ARを使ったナビゲーションシステムなど、一部の機能はすでに製品化しているものの、ウェアシスト全体では、まだ実証実験の最中。完全な製品化には至っていませんが、今後それぞれの機能をアップデートさせながら、ウェアシストをさらに進化させていくとのことです。

キーワードは「受動的」ウェアラブルの特徴を活かしたアプリケーションを

kdl_4.jpg

現時点で、最も注目されている機能は「翻訳機能」だと岡田さん。将来的には、日本語と英語など母国語同士の会話であっても、自然にコミュニケーションができるようになるといいます。この機能が実現すれば、外国人観光客が多い地域を中心に、レストラン、ショップ、コンビニ、駅などなど、さまざまな場所でウェアシストが使われるようになるのではないでしょうか。

翻訳機能を使うことで、お店に外国人がきても、スムーズにコミュニケーションを取ることができます。現時点では、まだまだ翻訳スピードが遅いので、人間の普通の会話についていくことはできません。音声を認識してから翻訳するまでにタイムラグがあるので、もっともっと翻訳のスピードを早めて、会話の邪魔にならないレベルまで持っていきたいですね」。

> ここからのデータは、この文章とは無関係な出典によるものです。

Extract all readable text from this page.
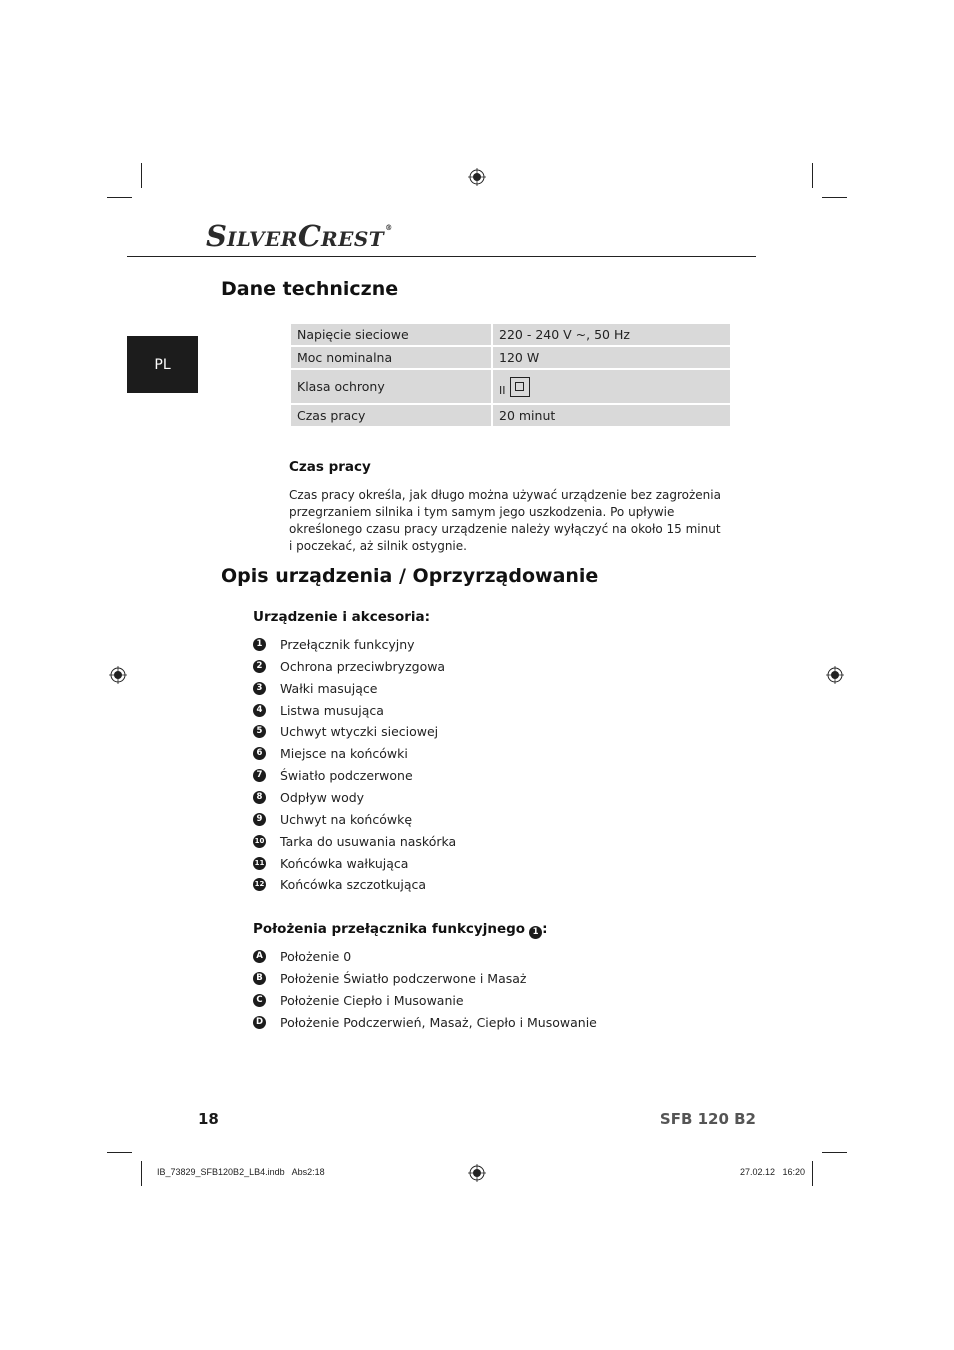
SILVERCREST®
PL
Dane techniczne
Napięcie sieciowe	220 - 240 V ~, 50 Hz
Moc nominalna	120 W
Klasa ochrony	II

Czas pracy	20 minut
Czas pracy
Czas pracy określa, jak długo można używać urządzenie bez zagrożenia przegrzaniem silnika i tym samym jego uszkodzenia. Po upływie określonego czasu pracy urządzenie należy wyłączyć na około 15 minut i poczekać, aż silnik ostygnie.
Opis urządzenia / Oprzyrządowanie
Urządzenie i akcesoria:
1 Przełącznik funkcyjny
2 Ochrona przeciwbryzgowa
3 Wałki masujące
4 Listwa musująca
5 Uchwyt wtyczki sieciowej
6 Miejsce na końcówki
7 Światło podczerwone
8 Odpływ wody
9 Uchwyt na końcówkę
10 Tarka do usuwania naskórka
11 Końcówka wałkująca
12 Końcówka szczotkująca
Położenia przełącznika funkcyjnego 1 :
A Położenie 0
B Położenie Światło podczerwone i Masaż
C Położenie Ciepło i Musowanie
D Położenie Podczerwień, Masaż, Ciepło i Musowanie
18	SFB 120 B2
IB_73829_SFB120B2_LB4.indb   Abs2:18	27.02.12   16:20
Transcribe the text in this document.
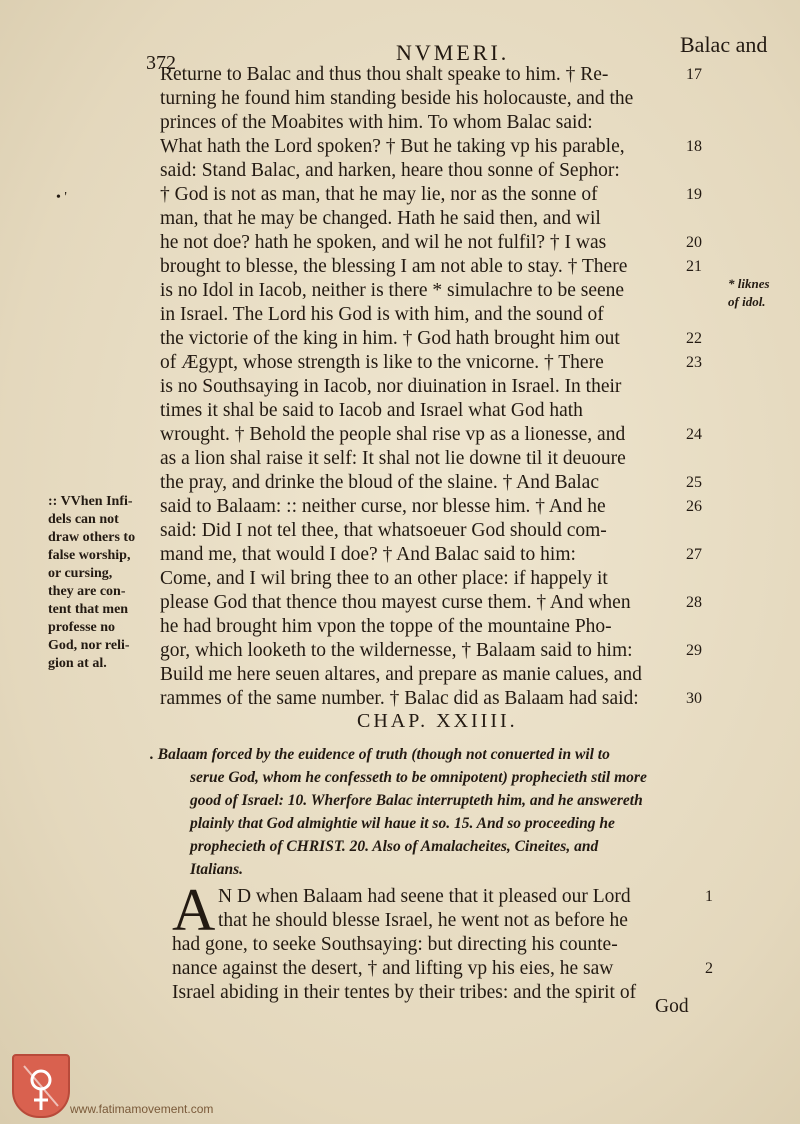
372	NVMERI.	Balac and
Returne to Balac and thus thou shalt speake to him. † Re-
turning he found him standing beside his holocauste, and the
princes of the Moabites with him. To whom Balac said:
What hath the Lord spoken? † But he taking vp his parable,
said: Stand Balac, and harken, heare thou sonne of Sephor:
† God is not as man, that he may lie, nor as the sonne of
man, that he may be changed. Hath he said then, and wil
he not doe? hath he spoken, and wil he not fulfil? † I was
brought to blesse, the blessing I am not able to stay. † There
is no Idol in Iacob, neither is there * simulachre to be seene
in Israel. The Lord his God is with him, and the sound of
the victorie of the king in him. † God hath brought him out
of Ægypt, whose strength is like to the vnicorne. † There
is no Southsaying in Iacob, nor diuination in Israel. In their
times it shal be said to Iacob and Israel what God hath
wrought. † Behold the people shal rise vp as a lionesse, and
as a lion shal raise it self: It shal not lie downe til it deuoure
the pray, and drinke the bloud of the slaine. † And Balac
said to Balaam: :: neither curse, nor blesse him. † And he
said: Did I not tel thee, that whatsoeuer God should com-
mand me, that would I doe? † And Balac said to him:
Come, and I wil bring thee to an other place: if happely it
please God that thence thou mayest curse them. † And when
he had brought him vpon the toppe of the mountaine Pho-
gor, which looketh to the wildernesse, † Balaam said to him:
Build me here seuen altares, and prepare as manie calues, and
rammes of the same number. † Balac did as Balaam had said:
17
18
19
20
21
22
23
24
25
26
27
28
29
30
• '
:: VVhen Infi-
dels can not
draw others to
false worship,
or cursing,
they are con-
tent that men
professe no
God, nor reli-
gion at al.
* liknes
of idol.
CHAP. XXIIII.
. Balaam forced by the euidence of truth (though not conuerted in wil to
serue God, whom he confesseth to be omnipotent) prophecieth stil more
good of Israel: 10. Wherfore Balac interrupteth him, and he answereth
plainly that God almightie wil haue it so. 15. And so proceeding he
prophecieth of CHRIST. 20. Also of Amalacheites, Cineites, and
Italians.
A N D when Balaam had seene that it pleased our Lord
that he should blesse Israel, he went not as before he
had gone, to seeke Southsaying: but directing his counte-
nance against the desert, † and lifting vp his eies, he saw
Israel abiding in their tentes by their tribes: and the spirit of
1
2
God
www.fatimamovement.com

元々の体験を壊しては意味がない、体験にプラスアルファを加えるのがウェアラブルデバイスの役割」と語る岡田さん。今後は、新しい機能を追加するよりも、翻訳機能をはじめ、現在の機能を強化していくことに注力するといいます。

kdl_5.jpg

国内のウェアラブル業界では、ハードを開発する企業に対して、アプリケーションなどのソフトを開発する企業がまだまだ少ないのが現状とのこと。岡田さんは、「ウェアラブルが私たちに与える体験、その驚きや感動を、もっと多くの人に届ける努力をしていかなければならない」と今後の課題についても語ってくださいました。

デバイスもアプリもあるんだからスマホでよいのでは?という言葉が返ってきそうですが、実はスマホとウェアラブルは全然違うものなんです。自分で操作する能動的なスマホに対して、ウェアラブルは身につけるだけで、情報が流れてきたり、サービスを受けることができたり、スマホよりもずっと受動的なデバイスなんですよ。そういう、ウェアラブルならではの特徴をもっとウェアシストに反映させて、日常を変えるような体験をユーザーに届けたいですね」。

身につけるだけで、日常の不便・危険を解消し、異文化の壁すら乗り越える「ウェアシスト」。今後ウェアシスト、ウェアラブルがどのような進化を遂げるのか?今後もその躍進から目が離せません!